José Alfredo supo recrear el sabor de los sentimientos, la nostalgia y la ironía, tanto del enamorado como del abandonado, del que quiere a morir y el que muere hundido en la soledad. Sus palabras fueron poesía llana y próxima a las emociones terrenales. Imprimió una lirica sin complejidad e hizo de lo cotidiano una pieza digna de admirar. 

Filosofía etílica

Adaptó ideas populares para mover emociones, como cuando el borracho tiene respuestas para todas las dudas nocturnas.

No tengo trono ni reina / ni nadie que me comprenda / pero sigo siendo el rey… Se puede tener todo si no se espera nada de nadie, parece decir José Alfredo.

Una piedra en el camino/me enseñó que mi destino/era rodar y rodar… Suena a aquel dicho: deja que las cosas fluyan

También me dijo un arriero / que no hay que llegar primero / sino hay que saber llegar… Suena a tómate tu tiempo, una cosa a la vez. 

Destino implacable

Añoranza, resplandores de alegría o de la tristeza, nada de temor ni incertidumbre, eso era lo que cantaba. Sus canciones reflejan el espíritu de quien descubre la resignación por encima de un mundo que se desvanece.

Por lo pronto me sigo de frente / y me voy sin decirte ni adiós / por si acaso volvemos a vernos / allá cuando nada valgamos los dos...

Vueltas de la vida

La vida empieza con llanto y con llanto termina. En José Alfredo la vida es cíclica, como una forma de ouroboros (la serpiente que se muerde la cola)... Símbolo del infinito. Todo lo que nace regresa a su origen.

La vida no vale nada / comienza siempre llorando / y así llorando se acaba…

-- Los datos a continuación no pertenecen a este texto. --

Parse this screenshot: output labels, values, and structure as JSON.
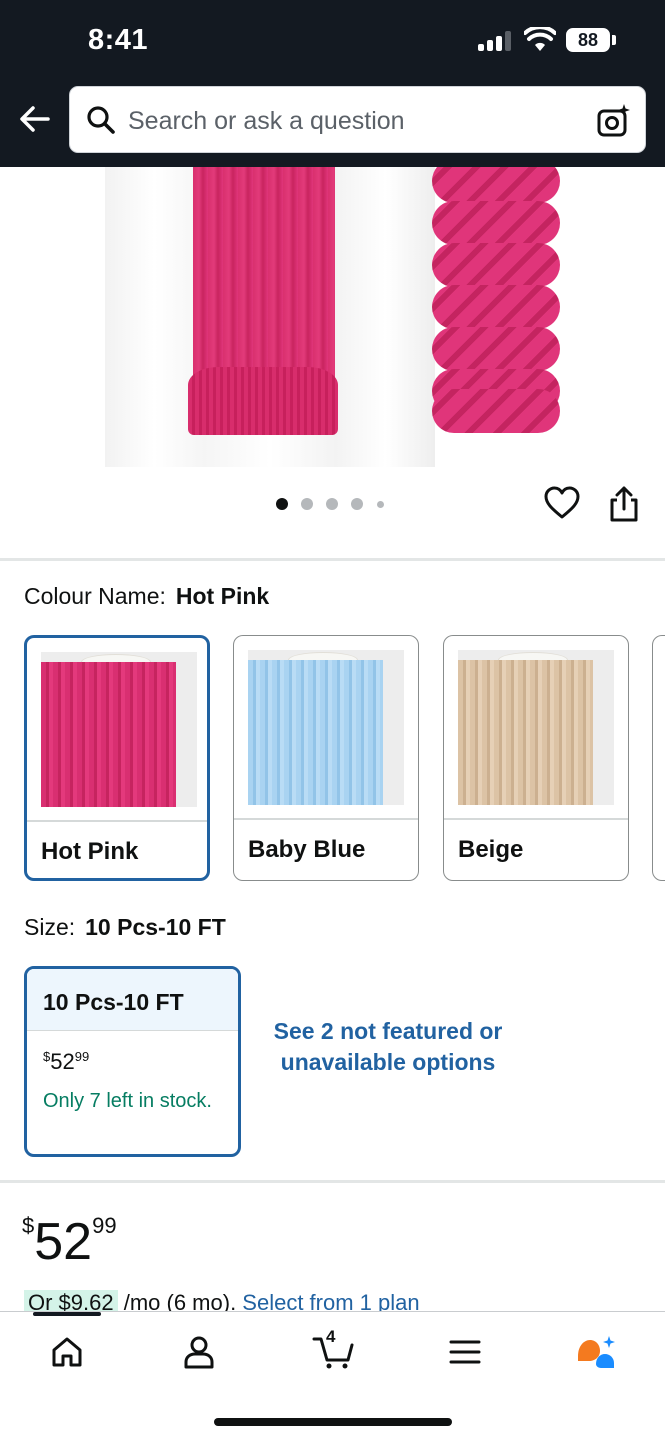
{
  "status_bar": {
    "time": "8:41",
    "battery": "88"
  },
  "search": {
    "placeholder": "Search or ask a question"
  },
  "product": {
    "image_count": 5,
    "active_image": 1
  },
  "colour": {
    "label": "Colour Name:",
    "selected": "Hot Pink",
    "options": [
      {
        "name": "Hot Pink",
        "color": "#d92f71",
        "selected": true
      },
      {
        "name": "Baby Blue",
        "color": "#a9d3f1",
        "selected": false
      },
      {
        "name": "Beige",
        "color": "#dcc3a5",
        "selected": false
      }
    ]
  },
  "size": {
    "label": "Size:",
    "selected": "10 Pcs-10 FT",
    "card": {
      "title": "10 Pcs-10 FT",
      "price_currency": "$",
      "price_whole": "52",
      "price_cents": "99",
      "stock": "Only 7 left in stock."
    },
    "see_more": "See 2 not featured or unavailable options"
  },
  "price": {
    "currency": "$",
    "whole": "52",
    "cents": "99",
    "installment_prefix": "Or $9.62",
    "installment_suffix": " /mo (6 mo). ",
    "installment_link": "Select from 1 plan"
  },
  "nav": {
    "cart_count": "4",
    "items": [
      "home-icon",
      "account-icon",
      "cart-icon",
      "menu-icon",
      "rufus-icon"
    ]
  },
  "colors": {
    "header_bg": "#131921",
    "accent_blue": "#2162a1",
    "stock_green": "#067d62"
  }
}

Todo en la vida se regresa, a toda acción obedece una reacción

Qué bonita es la venganza / cuando Dios nos la concede / yo sabía que en la revancha te tenía que hacer perder / ahí te dejo mi desprecio / yo que tanto te adoraba pá que veas cuál es el precio / de las leyes del querer.

Temperamento del pueblo

Reconoció las virtudes y vicios de un pueblo eternamente dolido y solitario. Encontró la forma de juntar la ternura con el coraje (la bravura y la lucha) y transmitirlo con sencillez coloquial. 

No me importa qué diga la gente / que en el alma no tengo valor / Si en el pleito me vieron valiente / hoy véanme cobarde / llorando de amor.

Adoración sin límites…

Para él, el mundo era un gran desierto en el que sólo el amor podía ampararnos. En sus canciones mostró su lado pasional y desenfrenado. Aunque también lo efímero del placer, la vanidad de la alegría y la desesperación de hablar a solas.

Yo te voy a decir / lo que nunca te han dicho / este amor, que es tu amor / te lo va a repetir / te quiero, te quiero, te quiero, te quiero…

Genio nacional

 

Sus letras surgidas del barrio, las cantinas, cabarets y las fiestas reflejaban la plenitud de la experiencia viva de José Alfredo y su entendimiento con el pueblo. Hizo de la brevedad y la sencillez su estilo. Tomó el ingenio del talante mexicano, sus furias y sus penas y los hizo canción.

Nada me han enseñado los años / siempre caigo en los mismos errores / otra vez a brindar con extraños / y a llorar por los mismos dolores.